Hu's comments to visiting Australian Prime Minister Kevin Rudd came a day after China intensified attacks on overseas critics, blasting a U.S. House resolution on Tibet as "crude interference" and labeling a leading Tibetan exile group a terrorist organization.
His remarks follow massive demonstrations by pro-Tibet activists and other groups targeting the torch relay for the 2008 Beijing Summer Olympic Games. The protests have stirred anger from the government in Beijing and among Chinese citizens.
Hu spoke to Rudd at a meeting on the sidelines of a regional economic forum in the southern province of Hainan. He addressed the issues of exiled spiritual leader the Dalai Lama -- whom Beijing blames for fomenting the unrest -- and the anti-government protests that broke out in the Tibetan capital of Lhasa last month.
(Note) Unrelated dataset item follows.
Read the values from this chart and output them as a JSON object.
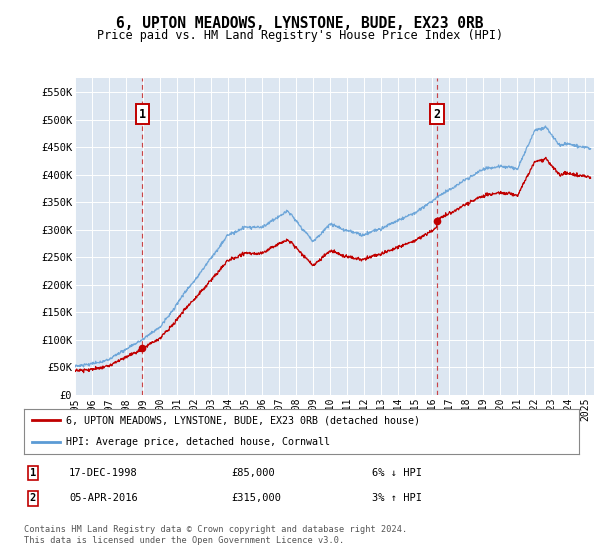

"Our conflict with the Dalai clique is not an ethnic problem, not a religious problem, nor a human rights problem," the official Xinhua News Agency quoted Hu as saying. "It is a problem either to safeguard national unification or to split the motherland."
As Tibet's former Communist Party boss, Hu enforced a harsh crackdown against the last major anti-government protests there in 1989. He has tightened Chinese rule over the Himalayan region since taking over as president in 2003, stepping-up controls over Tibetan Buddhism and increasingly opened the region to travel and migration from other parts of China.
The latest round of Tibetan protests began peacefully among Buddhist monks in Lhasa on March 10, the anniversary of a failed 1959 uprising in which the Dalai Lama fled to India. Four days later they turned violent, with hundreds of shops torched and Chinese civilians attacked.
China says 22 people were killed in the riots, many in arson attacks, and over 1,000 detained. The Dalai Lama's India-based government-in-exile says more than 140 people were killed.
Foreign Ministry spokeswoman Jiang Yu said the resolution passed Wednesday by the House of Representatives "crudely interfered in China's internal politics, seriously hurting the feelings of the Chinese people."
The resolution sponsored by House Speaker Nancy Pelosi called on Beijing to "end its crackdown on nonviolent Tibetan protesters," along with cultural, religious, economic and linguistic "repression."
Chinese state media also lashed out at the Tibetan Youth Congress, accusing it of orchestrating recent protests in a bid to overthrow Chinese rule and sabotage the Beijing Olympics in August.